More responsibility is being placed on directors to protect their companies against the ever increasing security risks, especially considering the changing laws and governance procedures. Fraud is the downfall of many businesses today, but it can be prevented with effective corporate governance policies and tools.
Although there is a huge responsibility on company directors to ensure that governance, risk and compliance policies are implemented, most companies do not have clarity on who manages this critical area of the business.
J2 Software managing director John Mc Loughlin says company directors are forced through these new laws and good governance practices to make sure they have preventative, quantitative and corrective steps in place to protect their organisation from risk. ‚Non compliance can have dire effects which include directors being held personally liable or jailed,‚ he says.‚
He stresses that governance, risk and compliance should be a real priority for company directors, especially considering the liability they face. ‚With changing laws and governance procedures, more duty is placed on directors to protect against ICT governance and security risks.‚ ‚
Directors of companies have a duty to protect their information and also the personal information of their customers. Without clear direction and accountability, these companies can be left exposed to a number of risks. There is no space for any ambiguities: the drive needs to come directly from the highest executive level. In many cases, there is simply not enough done to protect against all possible eventualities.

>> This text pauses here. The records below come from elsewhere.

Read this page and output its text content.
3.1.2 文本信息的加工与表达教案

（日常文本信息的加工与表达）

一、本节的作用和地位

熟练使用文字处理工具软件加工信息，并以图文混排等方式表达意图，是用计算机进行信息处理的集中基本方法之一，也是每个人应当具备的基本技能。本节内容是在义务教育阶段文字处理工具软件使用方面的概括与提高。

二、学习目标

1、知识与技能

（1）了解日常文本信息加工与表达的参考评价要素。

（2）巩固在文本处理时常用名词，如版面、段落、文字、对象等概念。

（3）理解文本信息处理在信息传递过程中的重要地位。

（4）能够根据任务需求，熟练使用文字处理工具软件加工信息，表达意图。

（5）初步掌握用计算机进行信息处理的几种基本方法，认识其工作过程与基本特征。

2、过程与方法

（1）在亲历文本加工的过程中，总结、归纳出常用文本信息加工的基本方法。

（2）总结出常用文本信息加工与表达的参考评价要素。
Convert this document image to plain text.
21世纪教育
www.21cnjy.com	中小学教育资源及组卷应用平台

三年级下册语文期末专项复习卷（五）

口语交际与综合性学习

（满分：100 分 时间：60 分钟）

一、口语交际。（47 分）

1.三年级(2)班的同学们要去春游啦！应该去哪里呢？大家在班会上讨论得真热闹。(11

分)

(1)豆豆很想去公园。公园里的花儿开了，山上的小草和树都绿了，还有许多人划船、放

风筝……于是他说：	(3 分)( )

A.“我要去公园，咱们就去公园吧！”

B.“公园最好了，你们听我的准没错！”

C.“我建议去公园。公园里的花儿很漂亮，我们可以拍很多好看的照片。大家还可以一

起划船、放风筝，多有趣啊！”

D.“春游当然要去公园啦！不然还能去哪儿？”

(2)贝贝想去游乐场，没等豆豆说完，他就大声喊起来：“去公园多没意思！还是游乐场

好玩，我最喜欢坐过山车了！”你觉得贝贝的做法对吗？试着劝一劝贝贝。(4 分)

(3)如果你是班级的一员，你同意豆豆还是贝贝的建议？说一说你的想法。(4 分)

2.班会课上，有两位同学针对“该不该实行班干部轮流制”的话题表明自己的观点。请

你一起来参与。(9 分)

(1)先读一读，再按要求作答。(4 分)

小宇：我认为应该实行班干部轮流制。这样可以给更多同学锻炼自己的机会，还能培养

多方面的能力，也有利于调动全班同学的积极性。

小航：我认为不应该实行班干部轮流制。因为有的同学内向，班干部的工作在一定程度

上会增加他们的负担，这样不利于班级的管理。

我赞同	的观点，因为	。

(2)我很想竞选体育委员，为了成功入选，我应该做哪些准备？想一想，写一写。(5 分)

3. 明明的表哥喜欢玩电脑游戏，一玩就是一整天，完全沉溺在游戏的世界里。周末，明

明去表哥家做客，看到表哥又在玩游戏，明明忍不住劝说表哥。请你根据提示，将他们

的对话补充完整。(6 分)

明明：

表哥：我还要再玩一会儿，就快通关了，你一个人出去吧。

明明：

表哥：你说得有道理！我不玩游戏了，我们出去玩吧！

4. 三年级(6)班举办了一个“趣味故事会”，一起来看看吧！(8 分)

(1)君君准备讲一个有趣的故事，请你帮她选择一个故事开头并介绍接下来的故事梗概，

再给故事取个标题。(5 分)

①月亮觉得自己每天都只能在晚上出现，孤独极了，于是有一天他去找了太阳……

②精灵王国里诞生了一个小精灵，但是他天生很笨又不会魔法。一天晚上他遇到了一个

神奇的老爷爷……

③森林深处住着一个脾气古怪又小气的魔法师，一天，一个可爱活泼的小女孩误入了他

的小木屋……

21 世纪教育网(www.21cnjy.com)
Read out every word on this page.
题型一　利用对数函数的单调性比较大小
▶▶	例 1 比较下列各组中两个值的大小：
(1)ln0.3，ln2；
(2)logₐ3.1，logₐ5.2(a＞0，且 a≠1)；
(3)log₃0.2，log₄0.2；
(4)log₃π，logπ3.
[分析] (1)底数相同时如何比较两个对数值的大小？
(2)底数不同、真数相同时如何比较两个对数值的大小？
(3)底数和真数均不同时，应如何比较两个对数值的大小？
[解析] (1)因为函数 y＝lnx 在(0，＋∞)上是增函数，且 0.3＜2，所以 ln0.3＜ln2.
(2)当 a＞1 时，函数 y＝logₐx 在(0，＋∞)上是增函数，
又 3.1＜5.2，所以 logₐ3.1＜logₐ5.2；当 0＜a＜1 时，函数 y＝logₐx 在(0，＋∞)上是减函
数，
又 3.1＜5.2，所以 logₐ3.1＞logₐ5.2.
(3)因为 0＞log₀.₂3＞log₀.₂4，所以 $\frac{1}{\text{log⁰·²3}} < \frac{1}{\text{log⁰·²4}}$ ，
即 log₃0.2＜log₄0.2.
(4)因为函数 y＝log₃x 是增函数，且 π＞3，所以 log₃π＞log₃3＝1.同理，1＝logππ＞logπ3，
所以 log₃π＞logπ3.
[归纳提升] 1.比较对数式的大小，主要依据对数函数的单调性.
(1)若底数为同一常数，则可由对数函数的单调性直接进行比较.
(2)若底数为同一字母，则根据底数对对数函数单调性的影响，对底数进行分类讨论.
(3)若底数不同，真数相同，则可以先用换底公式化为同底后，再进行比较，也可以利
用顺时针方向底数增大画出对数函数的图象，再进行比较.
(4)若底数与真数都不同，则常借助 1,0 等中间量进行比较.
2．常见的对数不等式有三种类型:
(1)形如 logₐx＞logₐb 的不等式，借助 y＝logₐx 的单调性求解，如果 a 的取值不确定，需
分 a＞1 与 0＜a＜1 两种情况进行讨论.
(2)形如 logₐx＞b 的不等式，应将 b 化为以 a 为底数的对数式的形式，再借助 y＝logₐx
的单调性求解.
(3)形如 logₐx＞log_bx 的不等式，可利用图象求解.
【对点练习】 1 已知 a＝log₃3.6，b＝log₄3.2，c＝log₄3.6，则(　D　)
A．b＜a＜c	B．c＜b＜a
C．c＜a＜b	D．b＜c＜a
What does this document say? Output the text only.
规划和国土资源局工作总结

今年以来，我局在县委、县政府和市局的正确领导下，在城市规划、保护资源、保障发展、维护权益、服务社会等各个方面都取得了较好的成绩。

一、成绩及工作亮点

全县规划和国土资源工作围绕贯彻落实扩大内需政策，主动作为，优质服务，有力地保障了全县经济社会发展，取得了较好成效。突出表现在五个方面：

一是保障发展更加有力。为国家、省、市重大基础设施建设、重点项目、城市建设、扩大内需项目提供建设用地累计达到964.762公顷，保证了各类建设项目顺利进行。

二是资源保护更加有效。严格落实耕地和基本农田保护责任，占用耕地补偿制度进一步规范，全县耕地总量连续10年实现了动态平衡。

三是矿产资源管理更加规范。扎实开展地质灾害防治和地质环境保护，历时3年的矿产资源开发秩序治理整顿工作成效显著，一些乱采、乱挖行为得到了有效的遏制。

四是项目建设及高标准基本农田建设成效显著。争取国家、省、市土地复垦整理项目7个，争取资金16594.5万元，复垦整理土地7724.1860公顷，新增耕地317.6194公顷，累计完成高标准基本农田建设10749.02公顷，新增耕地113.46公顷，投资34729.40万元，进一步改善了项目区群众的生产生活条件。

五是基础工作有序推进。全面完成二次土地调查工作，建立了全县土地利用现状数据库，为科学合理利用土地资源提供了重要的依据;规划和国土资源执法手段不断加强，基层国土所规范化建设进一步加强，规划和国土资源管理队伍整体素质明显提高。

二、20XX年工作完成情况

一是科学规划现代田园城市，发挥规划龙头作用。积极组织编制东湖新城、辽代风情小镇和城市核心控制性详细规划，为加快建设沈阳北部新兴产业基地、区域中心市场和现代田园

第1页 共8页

Pointing to internal threats, Mc Loughlin says companies need to actively track, monitor and control what users do with the resources of the organisation. You also need to ensure that your rules and permissions are simply and proactively enforced. So you have to be able to define and then enforce what files, folders and applications the users can access and use.‚
‚Finally, one needs to control the other areas of risk. These refer specifically to high risk points which are responsible for data loss and will include external, unsecured Internet-based email systems which allow for easy data loss and time wasting. USB devices which can be used for data theft are also are a big threat of virus infections, along with SD cards and CD/DVD devices,‚ he adds.’
These devices may need to be used in specific instances, but it must be controlled and monitored. Companies need to set appropriate policies for these devices which could mean allowing users to read from the devices, but not copy any information to them or run applications from them. This will ensure that one is covered against internal abuse as well as external loss.
Mc Loughlin says many IT administrators and business managers do not have the tools to know what users are doing on the organisation’s computers and on the network. ‚Very little consideration has been given to providing solid management systems to ensure that the investment in technology delivers maximum benefit. In essence, in these tough times it is extremely important that executives take corrective steps and ensure there are preventative measures in place for this.‚ ‚
‚With users being able to access the Internet, send and receive email and browse the local network, often in an unstructured manner, it is more important than ever that employees are monitored and kept productive. It is essential that access to information is managed and users are accountable for their actions,‚ he concludes.